Par MEDINA
Dans le cadre de sa session ordinaire, le Conseil Économique et Social (CES) a présenté via sa commission santé, Affaires sociales et culturelles un avis crucial sur les principes et l’éthique du personnel soignant en République Démocratique du Congo ce vendredi 8 Mai 2026. Face à un système de santé en pleine mutation, l’institution consultative exhorte les professionnels à placer l’humain au centre de leurs préoccupations, tout en interpellant l’État sur la nécessité d’améliorer les conditions de vie de ces soldats de la vie.
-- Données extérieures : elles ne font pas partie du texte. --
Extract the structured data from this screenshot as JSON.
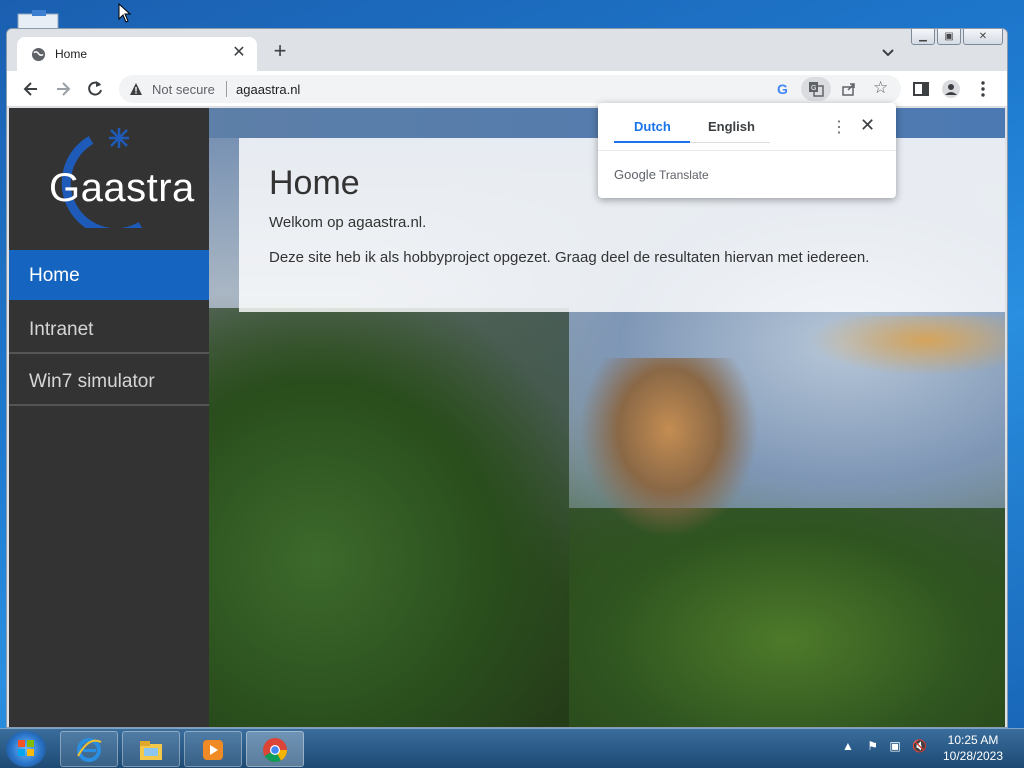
{
  "browser": {
    "tab_title": "Home",
    "security_label": "Not secure",
    "url": "agaastra.nl"
  },
  "sidebar": {
    "logo_text": "Gaastra",
    "items": [
      {
        "label": "Home"
      },
      {
        "label": "Intranet"
      },
      {
        "label": "Win7 simulator"
      }
    ]
  },
  "main": {
    "heading": "Home",
    "welcome": "Welkom op agaastra.nl.",
    "intro": "Deze site heb ik als hobbyproject opgezet. Graag deel de resultaten hiervan met iedereen."
  },
  "translate_popup": {
    "source_lang": "Dutch",
    "target_lang": "English",
    "brand_google": "Google",
    "brand_translate": "Translate"
  },
  "taskbar": {
    "time": "10:25 AM",
    "date": "10/28/2023"
  },
  "colors": {
    "accent_blue": "#1565c0",
    "sidebar_bg": "#333333",
    "chrome_link": "#1a73e8"
  }
}
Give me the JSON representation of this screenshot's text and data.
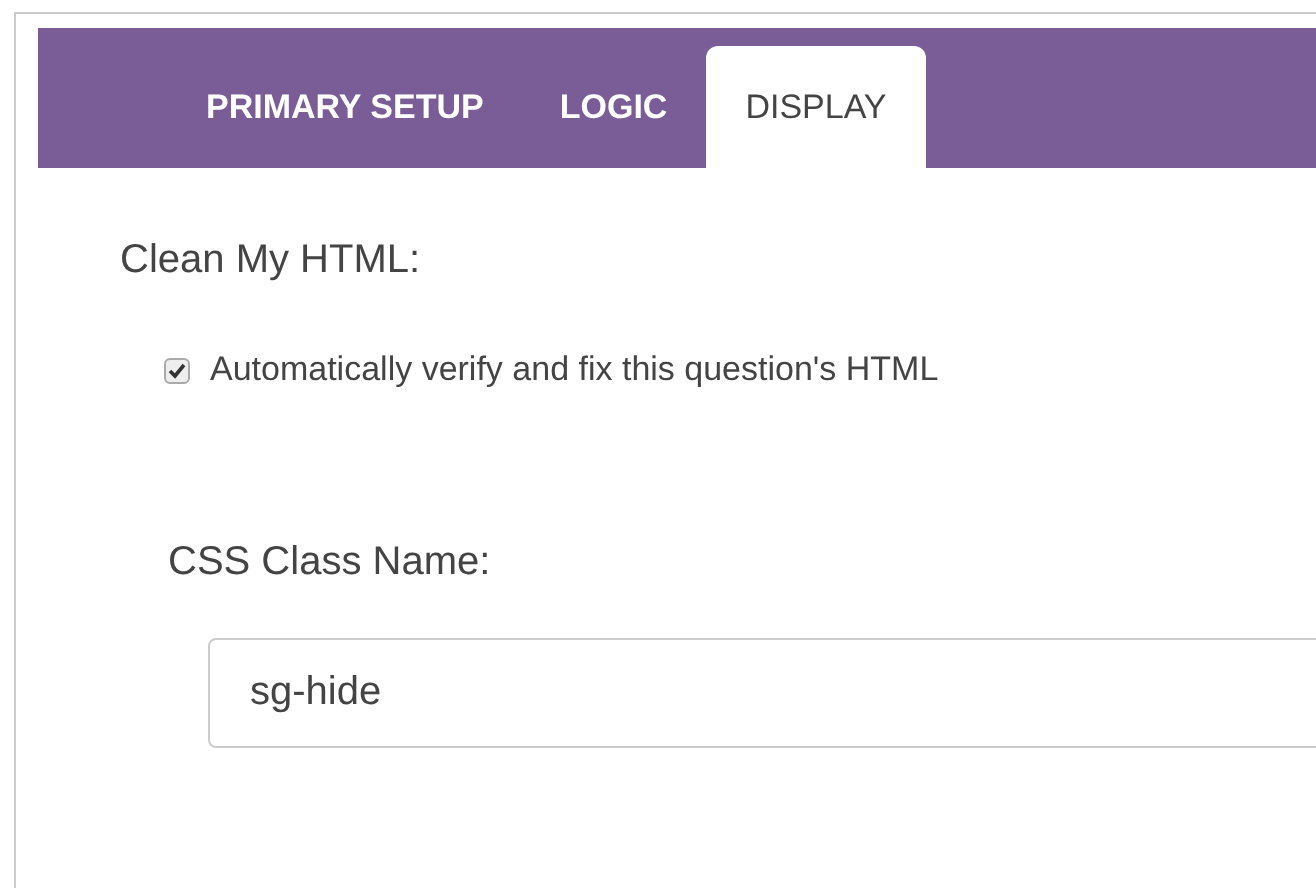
{
  "tabs": [
    {
      "label": "PRIMARY SETUP",
      "selected": false
    },
    {
      "label": "LOGIC",
      "selected": false
    },
    {
      "label": "DISPLAY",
      "selected": true
    }
  ],
  "clean_html": {
    "label": "Clean My HTML:",
    "option": {
      "label": "Automatically verify and fix this question's HTML",
      "checked": true
    }
  },
  "css_class": {
    "label": "CSS Class Name:",
    "value": "sg-hide"
  }
}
Alors que la RDC s’est engagée dans la voie de la couverture Santé Universelle, la question de l’éthique professionnelle revient au cœur du débat public. Pour le Conseil Économique et Social, la compétence technique ne suffit plus ; elle doit impérativement s’accompagner d’une intégrité morale sans faille.
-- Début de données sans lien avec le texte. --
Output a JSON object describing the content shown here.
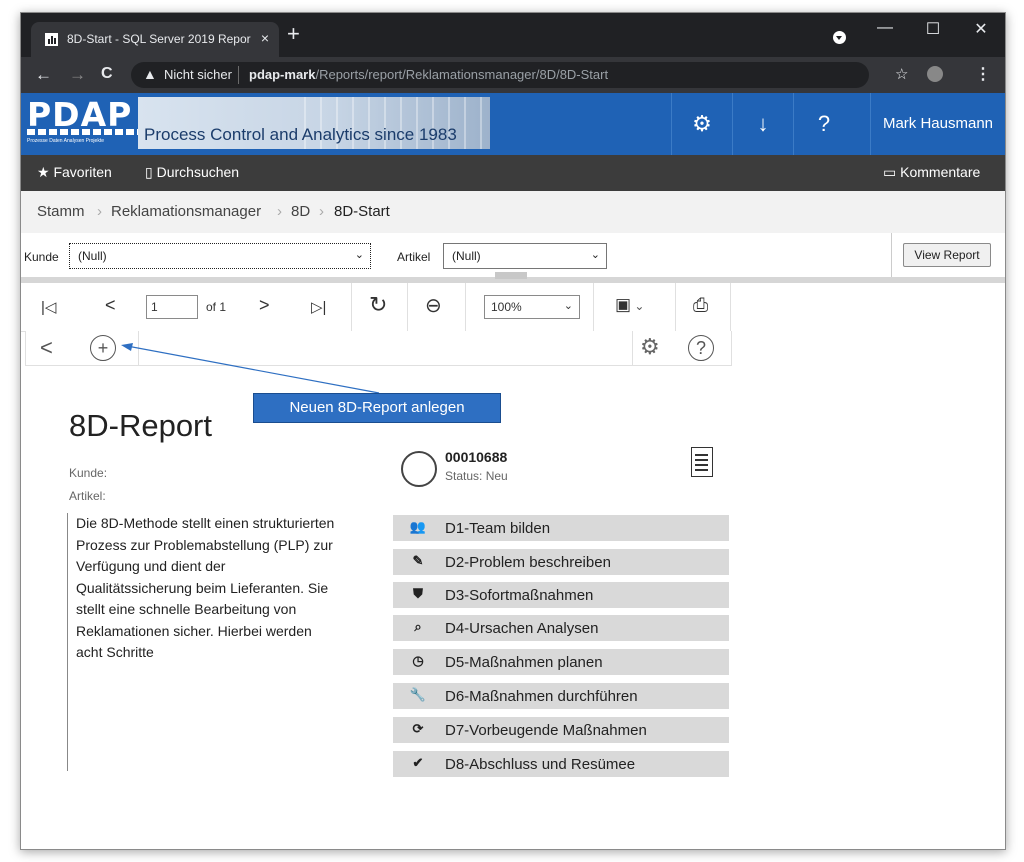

L’avis présenté par le CES rappelle que l’éthique médicale ne doit pas être un concept abstrait, mais une pratique quotidienne reposant sur quatre principes fondamentaux à savoir : la Bienfaisance ; L’obligation d’agir pour le plus grand bénéfice du patient, La Non-malfaisance; Le principe de ne pas nuire, essentiel dans un contexte de ressources limitées, l’Autonomie; le respect scrupuleux du choix et de la dignité du patient et enfin la Justice pour l’accès équitable aux soins pour tous, sans discrimination sociale ou financière.
L’institution n’a pas manqué de souligner les dérives observées sur le terrain, souvent liées à la précarité du secteur. Le CES regrette que le système de santé congolais soit encore marqué par des barrières financières qui poussent parfois certains agents à s’écarter de leur serment.
« L’éthique ne peut s’épanouir dans la misère », a souligné le rapporteur du Conseil. Le conseil économique et social insiste sur le fait que la gouvernance du secteur santé et l’amélioration des conditions de travail sont les fondations indispensables d’un comportement éthique durable.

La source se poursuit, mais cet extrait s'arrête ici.